Featured Visual Artist to Appear

February 24, 2012

In conjunction with the exhibit “A Complex Weave: Women and Identity in Contemporary Art,” currently on display in the Carleton College Perlman Teaching Museum, featured artist Zoe Charlton will appear on Monday, Feb. 27, at 7:30 p.m. in the Weitz Center for Creativity Cinema. On display in the museum’s Braucher Gallery through March 11, the exhibit looks at the ongoing vitality of the feminist movement in art with works by contemporary female artists of varied backgrounds. The reception is free and open to the public.

A Baltimore-based African-American artist, Charlton will speak about her provocative and beautiful figure drawings in the context of race, class and gender issues. Initially drawn to the nude as devoid of socially determined markers, Charlton soon used the nude to explore notions of “passing” for membership in another group by adopting specific accessories and postures.

 “A Complex Weave” explores ethnicity, nationality, sexual orientation and other aspects of identity through drawing, painting, sculpture, needlework and photography.
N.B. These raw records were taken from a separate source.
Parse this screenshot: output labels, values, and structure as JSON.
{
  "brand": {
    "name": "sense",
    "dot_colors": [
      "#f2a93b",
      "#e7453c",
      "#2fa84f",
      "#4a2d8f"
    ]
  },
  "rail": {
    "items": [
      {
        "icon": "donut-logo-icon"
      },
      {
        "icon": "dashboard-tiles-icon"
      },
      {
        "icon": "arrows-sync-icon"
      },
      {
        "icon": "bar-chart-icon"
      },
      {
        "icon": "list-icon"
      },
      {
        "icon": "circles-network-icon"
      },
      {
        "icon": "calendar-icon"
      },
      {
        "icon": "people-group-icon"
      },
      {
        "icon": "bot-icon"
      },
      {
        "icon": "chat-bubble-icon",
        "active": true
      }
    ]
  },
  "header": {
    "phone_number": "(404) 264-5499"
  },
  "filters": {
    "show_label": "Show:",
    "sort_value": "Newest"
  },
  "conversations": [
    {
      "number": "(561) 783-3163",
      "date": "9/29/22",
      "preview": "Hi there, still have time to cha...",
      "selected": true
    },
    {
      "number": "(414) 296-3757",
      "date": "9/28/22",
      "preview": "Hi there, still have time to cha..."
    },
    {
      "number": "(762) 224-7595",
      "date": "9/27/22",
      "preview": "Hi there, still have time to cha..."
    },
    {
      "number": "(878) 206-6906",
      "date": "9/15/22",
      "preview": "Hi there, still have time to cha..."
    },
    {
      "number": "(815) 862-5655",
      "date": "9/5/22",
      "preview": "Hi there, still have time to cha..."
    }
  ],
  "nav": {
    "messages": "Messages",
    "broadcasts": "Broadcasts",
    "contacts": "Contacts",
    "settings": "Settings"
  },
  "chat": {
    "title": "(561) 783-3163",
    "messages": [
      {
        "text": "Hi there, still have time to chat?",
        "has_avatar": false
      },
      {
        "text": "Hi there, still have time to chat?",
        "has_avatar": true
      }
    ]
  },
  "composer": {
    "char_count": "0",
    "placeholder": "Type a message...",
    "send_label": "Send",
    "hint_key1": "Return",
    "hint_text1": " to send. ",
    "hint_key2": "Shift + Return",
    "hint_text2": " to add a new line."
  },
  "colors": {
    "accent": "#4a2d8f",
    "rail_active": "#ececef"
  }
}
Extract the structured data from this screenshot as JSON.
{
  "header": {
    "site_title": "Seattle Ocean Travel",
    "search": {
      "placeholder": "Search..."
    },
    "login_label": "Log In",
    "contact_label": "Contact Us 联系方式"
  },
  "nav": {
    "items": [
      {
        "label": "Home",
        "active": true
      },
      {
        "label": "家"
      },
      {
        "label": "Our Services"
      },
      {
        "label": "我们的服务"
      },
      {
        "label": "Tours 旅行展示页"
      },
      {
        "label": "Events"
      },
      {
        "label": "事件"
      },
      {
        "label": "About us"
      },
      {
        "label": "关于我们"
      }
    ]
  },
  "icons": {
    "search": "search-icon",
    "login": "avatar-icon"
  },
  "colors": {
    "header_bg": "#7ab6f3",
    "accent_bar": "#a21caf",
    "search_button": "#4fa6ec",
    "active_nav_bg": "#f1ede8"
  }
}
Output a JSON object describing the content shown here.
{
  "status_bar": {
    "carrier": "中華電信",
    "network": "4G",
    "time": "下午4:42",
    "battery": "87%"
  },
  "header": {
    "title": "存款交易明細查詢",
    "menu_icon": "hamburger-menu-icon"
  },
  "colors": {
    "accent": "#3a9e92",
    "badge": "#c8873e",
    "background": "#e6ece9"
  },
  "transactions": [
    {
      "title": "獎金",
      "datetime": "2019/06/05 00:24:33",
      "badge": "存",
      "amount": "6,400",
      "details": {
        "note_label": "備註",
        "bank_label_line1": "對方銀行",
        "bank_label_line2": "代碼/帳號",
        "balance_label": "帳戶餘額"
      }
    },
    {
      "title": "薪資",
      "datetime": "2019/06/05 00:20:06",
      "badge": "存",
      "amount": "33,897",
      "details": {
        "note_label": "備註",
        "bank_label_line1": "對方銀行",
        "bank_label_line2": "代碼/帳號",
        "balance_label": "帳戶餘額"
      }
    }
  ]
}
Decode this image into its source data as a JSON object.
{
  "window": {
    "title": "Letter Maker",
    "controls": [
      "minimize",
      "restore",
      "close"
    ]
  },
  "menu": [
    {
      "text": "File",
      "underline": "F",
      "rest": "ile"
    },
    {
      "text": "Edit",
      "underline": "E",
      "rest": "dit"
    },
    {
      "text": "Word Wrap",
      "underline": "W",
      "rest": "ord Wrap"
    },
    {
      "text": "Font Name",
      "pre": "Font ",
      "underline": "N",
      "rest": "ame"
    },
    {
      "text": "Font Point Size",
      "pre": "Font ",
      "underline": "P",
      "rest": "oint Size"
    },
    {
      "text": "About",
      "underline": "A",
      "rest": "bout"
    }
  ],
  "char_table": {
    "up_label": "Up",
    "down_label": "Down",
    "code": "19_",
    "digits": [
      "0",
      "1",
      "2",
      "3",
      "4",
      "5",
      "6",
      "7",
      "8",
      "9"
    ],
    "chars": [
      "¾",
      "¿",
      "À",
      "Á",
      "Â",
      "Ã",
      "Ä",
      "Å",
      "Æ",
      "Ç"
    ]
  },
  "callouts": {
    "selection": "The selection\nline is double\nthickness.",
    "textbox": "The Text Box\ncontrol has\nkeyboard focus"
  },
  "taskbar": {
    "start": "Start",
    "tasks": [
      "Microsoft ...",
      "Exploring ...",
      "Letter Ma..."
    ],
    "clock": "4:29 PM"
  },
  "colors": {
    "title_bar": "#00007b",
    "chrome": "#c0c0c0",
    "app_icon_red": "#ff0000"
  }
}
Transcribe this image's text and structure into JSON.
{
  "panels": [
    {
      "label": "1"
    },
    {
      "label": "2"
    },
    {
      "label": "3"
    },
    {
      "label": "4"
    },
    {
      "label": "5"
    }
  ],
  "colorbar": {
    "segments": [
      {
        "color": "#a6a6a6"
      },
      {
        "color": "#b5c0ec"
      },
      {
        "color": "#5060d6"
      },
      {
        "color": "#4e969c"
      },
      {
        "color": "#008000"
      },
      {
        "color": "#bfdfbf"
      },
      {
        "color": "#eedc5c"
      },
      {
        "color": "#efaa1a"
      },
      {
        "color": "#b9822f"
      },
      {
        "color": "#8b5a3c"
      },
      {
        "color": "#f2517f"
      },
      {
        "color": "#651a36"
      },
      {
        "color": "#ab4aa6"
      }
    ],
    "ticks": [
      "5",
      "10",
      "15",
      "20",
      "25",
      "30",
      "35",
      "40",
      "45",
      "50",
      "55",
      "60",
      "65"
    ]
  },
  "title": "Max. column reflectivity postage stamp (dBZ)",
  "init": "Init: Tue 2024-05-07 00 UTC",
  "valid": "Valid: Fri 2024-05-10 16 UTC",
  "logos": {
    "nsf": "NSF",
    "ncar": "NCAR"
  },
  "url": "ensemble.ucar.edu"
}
In addition to Charleton,  other contemporary artists whose work is featured in the exhibition include Blanka Amezkua, Sarah Amos, Helene Aylon, Siona Benjamin, Sonya Clark, Annet Couwenberg, Lalla A. Essaydi, Judy Gelles, Sharon Harper, Julie Harris, Fujiko Isomura, Tatiana Parcero, Philemona Williamson, April Wood, and Flo Oy Wong. The exhibition seeks to reaffirm the strength of feminism in a new century in which issues of personal identities seem increasingly intricate and critical.

The exhibition is divided into five thematic sections. In “Images and Text (Superimpositions),” Aylon, Essaydi and Parcero seek to deconstruct standard conventions of gender through a mixture of images and texts. In “Complex Geographies (Hybrids),” Benjamin, Amos and Isomura draw on their varied experiences as immigrants to the United States to create complex images of modern female identity. In “The Female Body (Pushing the Boundaries),” Charlton, Harper and Amezkua engage the controversial and multifaceted image of the female form. In “Childhood and Family (Relationships),” Gelles, Wong and Williamson explore issues of heritage and history. And in “Accessories (Clothing and Related Objects),” Couwenberg, Clark, Harris and Wood invoke the female body and female experience through personal objects rendered with unexpected and eloquent materials.

This event is co-sponsored by the Christopher U. Light Lectureship in the Arts. For more information, including disability accommodations, contact Laurel Bradley at (507) 222-4342 or visit online at https://apps.carleton.edu/museum/. The Weitz Center for Creativity is located at 320 Third Street East in Northfield. Hours for the Perlman Teaching Museum are: Monday-Wednesday, 11 a.m. to 6 p.m.; Thursday-Friday 11 a.m. to 9 p.m.; and Saturday-Sunday, 12 p.m. to 4 p.m. Enter the Perlman Teaching Museum, Weitz Center for Creativity, at Third and College Streets.